Friday, May 13, 2005

Our Hero Meets her Hero

So, on Tuesday night I went to the Laurie Notaro reading at the Astor Place Barnes & Noble. I had never heard Laurie read before, but I do own all four of her books. The first miracle, was that I was joined by my dear friends Ms. Miller and Ms. Neuffer. That in and of itself is cause for celebration, since I can never get more than one friend in one place at any given time. Seriously. Sometimes I think I just have one friend and she is pulling the old Clark Kent/Superman thing on me. I'm not that bright; this could go on for a long time before I caught on. So there I was with two friends, sitting in the middle of the Human Sexuality section of the bookstore which featured some very distracting cover art.

Laurie Notaro looked exactly how I imagined her, exactly like how you would want her to look. Frizzy red hair, funky glasses, big ass. And she was manic. She was just so high energy. We just sat there as this crazy red-headed woman was yelling at us into the microphone, giving the Barnes & Noble Store Manager, who was an uptight control freak as evidenced by the way she tried to inforce order on book signing time, a small stroke with the language she was using. Oh, and she also sang some Supertramp songs, kareoke style. It was perhaps a little like seeing a vision of my future. Maybe someday I'll be the crazy red-headed woman yelling into a microphone to a crowd of 40 inside a Barnes and Noble on a Tuesday night!

After the reading, we had to form an orderly line, row by row, to get our books signed. Laurie Notaro, brillian Idiot-Girl that she is, bought a large bag of chocolate Twizzlers to pass out. When Neuffer and I went up to meet her, we had a little conversation. I told Laurie I was wearing bike shorts under my skirt to help with the Chub Rub; I then thanked her for putting a name to this phenomenon that I had hiterto never seen mentioned in print (If you don't know what Chub Rub is, you'll have to go look it up). I also informed some people standing around that for a limited time, Twix is making a Special Edition Dark Chocolate Twix, which is good, but nowhere near as mind-blowing as when Reese's made the inside out Peanut Butter Cup (chocolate on the inside, peanut butter on the outside). This is pretty much all I remember.

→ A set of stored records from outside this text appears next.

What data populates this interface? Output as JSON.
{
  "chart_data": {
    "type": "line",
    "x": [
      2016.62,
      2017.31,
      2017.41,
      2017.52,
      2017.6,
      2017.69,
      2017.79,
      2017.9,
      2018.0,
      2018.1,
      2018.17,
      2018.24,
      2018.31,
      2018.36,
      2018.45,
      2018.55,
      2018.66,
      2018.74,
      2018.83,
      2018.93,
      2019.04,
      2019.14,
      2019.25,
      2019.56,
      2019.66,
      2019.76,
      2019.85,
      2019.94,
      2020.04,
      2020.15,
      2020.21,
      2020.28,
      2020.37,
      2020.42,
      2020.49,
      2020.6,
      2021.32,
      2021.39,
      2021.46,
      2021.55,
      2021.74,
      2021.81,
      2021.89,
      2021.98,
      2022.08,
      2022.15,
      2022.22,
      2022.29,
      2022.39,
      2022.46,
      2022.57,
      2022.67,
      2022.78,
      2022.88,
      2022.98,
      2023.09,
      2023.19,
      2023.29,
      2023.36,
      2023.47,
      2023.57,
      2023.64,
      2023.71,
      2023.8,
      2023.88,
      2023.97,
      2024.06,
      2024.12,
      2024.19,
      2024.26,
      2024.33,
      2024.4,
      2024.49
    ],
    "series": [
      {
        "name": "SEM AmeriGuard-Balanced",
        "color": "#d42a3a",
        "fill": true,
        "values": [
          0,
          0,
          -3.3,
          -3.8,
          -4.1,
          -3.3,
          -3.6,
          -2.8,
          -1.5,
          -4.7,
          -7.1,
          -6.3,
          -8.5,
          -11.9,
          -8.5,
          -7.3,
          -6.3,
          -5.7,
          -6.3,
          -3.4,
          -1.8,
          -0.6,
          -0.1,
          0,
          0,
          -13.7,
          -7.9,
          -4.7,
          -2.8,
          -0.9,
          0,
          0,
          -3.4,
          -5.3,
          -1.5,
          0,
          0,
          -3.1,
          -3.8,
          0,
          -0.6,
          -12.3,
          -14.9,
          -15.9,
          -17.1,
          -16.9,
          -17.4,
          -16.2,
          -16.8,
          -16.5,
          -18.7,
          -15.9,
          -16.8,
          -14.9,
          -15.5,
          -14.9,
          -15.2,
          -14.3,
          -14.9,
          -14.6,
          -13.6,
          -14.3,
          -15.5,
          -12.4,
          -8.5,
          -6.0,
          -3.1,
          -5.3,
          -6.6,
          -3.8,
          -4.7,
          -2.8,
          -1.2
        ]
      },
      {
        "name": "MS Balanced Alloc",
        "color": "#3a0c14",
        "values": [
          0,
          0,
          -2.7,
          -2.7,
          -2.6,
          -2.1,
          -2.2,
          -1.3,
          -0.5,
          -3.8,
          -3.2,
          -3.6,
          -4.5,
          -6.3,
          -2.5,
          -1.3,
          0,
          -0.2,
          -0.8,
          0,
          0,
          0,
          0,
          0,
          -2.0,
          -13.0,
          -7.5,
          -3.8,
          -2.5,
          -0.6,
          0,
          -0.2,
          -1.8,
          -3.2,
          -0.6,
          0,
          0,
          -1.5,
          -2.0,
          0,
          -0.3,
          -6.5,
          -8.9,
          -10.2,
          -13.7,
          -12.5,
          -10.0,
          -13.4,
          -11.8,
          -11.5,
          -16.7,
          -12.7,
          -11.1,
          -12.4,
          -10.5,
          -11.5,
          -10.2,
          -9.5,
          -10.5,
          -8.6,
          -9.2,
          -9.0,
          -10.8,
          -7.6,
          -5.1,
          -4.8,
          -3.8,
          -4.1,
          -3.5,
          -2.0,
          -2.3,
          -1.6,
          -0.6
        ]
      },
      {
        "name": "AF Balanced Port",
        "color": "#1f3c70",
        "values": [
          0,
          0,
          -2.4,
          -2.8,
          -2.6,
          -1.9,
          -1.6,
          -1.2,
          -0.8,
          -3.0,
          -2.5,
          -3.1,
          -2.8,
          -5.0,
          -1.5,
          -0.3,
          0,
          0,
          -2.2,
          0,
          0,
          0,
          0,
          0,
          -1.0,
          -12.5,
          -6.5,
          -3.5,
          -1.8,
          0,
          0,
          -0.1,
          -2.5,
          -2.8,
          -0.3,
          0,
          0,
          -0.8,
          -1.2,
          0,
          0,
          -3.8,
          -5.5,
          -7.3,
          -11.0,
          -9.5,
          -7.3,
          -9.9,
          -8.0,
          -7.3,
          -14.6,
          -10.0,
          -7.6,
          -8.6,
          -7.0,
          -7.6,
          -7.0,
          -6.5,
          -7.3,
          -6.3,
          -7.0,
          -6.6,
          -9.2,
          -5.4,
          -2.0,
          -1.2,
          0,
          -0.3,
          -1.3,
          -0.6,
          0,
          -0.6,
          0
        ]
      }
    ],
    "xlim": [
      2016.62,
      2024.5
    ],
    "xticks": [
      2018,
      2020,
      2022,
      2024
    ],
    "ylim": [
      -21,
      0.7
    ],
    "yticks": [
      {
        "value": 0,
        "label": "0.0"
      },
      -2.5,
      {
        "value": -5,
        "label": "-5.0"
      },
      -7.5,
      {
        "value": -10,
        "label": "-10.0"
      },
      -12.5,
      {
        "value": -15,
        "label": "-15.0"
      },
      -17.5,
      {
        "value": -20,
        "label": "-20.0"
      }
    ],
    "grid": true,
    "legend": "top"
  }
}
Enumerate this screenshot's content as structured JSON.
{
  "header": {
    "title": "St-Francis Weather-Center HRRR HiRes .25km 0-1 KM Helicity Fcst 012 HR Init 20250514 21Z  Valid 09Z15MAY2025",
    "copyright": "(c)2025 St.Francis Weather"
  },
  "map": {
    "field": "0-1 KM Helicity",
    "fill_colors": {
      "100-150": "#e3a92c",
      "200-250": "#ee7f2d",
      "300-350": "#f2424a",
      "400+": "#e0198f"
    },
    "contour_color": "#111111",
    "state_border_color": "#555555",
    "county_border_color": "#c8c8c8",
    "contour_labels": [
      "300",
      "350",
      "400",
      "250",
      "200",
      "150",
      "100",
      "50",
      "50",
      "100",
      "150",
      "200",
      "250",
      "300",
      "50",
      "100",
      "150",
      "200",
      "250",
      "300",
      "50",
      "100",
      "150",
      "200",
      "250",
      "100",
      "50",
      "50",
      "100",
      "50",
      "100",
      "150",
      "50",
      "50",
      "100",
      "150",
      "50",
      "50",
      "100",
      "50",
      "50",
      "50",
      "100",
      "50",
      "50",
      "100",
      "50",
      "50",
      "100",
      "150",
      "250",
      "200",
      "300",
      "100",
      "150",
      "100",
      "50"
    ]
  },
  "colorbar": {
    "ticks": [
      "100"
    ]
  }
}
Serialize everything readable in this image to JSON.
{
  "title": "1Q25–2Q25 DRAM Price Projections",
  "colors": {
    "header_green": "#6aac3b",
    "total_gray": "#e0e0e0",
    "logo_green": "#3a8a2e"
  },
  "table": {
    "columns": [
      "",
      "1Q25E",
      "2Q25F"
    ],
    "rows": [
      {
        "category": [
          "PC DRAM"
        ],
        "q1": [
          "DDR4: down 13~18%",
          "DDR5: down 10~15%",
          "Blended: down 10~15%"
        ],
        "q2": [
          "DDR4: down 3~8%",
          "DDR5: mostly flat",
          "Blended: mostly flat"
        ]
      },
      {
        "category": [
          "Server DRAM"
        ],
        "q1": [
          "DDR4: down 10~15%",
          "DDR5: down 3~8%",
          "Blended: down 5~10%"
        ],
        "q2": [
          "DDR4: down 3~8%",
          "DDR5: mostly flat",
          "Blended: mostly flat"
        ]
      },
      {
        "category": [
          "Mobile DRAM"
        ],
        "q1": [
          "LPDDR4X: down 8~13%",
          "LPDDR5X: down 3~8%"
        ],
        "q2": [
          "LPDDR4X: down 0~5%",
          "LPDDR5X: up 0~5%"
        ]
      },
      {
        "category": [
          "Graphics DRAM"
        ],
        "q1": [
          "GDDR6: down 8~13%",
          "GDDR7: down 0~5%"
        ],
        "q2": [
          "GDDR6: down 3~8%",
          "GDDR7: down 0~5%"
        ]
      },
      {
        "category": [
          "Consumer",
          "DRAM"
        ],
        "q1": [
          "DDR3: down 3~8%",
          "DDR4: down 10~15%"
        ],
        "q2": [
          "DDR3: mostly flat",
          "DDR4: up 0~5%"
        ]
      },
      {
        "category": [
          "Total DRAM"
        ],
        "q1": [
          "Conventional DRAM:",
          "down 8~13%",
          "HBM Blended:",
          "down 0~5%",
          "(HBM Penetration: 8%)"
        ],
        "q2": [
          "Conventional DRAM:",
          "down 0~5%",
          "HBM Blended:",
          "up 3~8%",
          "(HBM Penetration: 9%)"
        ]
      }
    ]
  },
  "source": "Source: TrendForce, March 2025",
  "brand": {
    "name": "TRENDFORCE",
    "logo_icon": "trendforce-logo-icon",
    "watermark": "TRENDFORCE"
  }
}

So when we walked away from the table, Neuff and I looked into our books to see what Laurie had written. In mine, she wrote something like, "Bike Shorts rule. I love you! Thanks for understanding. Laurie Notaro". Now, I got a little hung up on the "I love you" part; it was just so weird. How often does someone tell you "I love you"? How often do you see it written down? If you're me, not often. I mean, I talk to my Dad usually once a week on the phone and I try to remember to tell him I love him, but that's about it. And here was some stranger, really, writing it to me inside a paperback book in a Sharpie no less! And we're not talking fine point, either. I got a big, fat "I love you". Oh, I thought. Laurie Notaro loves me. That's cool.

Okay, so there's no end to this story, but don't you think that's an odd thing for an author to write in your book?


Leah said...
This comment has been removed by a blog administrator.
Yoda said...

Do I think it's odd for an author to write "I love you" inside a copy of their book?

No. Odd is the guy with the enormous unkempt beard and bare feet who wanders my neighborhood dressed completely in immaculate white cotton.

Authors are allowed to admit that they love their readers. In writing.

And especially in Sharpie.


Sherri said...

Maybe she loves everyone who buys her book....or maybe she's just crazy. But yes, a little odd.

A said...

who are these people commenting on your blog?

rincaro said...

Geez. I just spent an hour reading Laurie stuff and reserving all her books at the library. I blame you.

Cupcake said...

I'm happy to spread the Idiot Girl gospel. You'll love 'em. Rincaro, can you teach me how to add that cool knitting project status graph to my blog?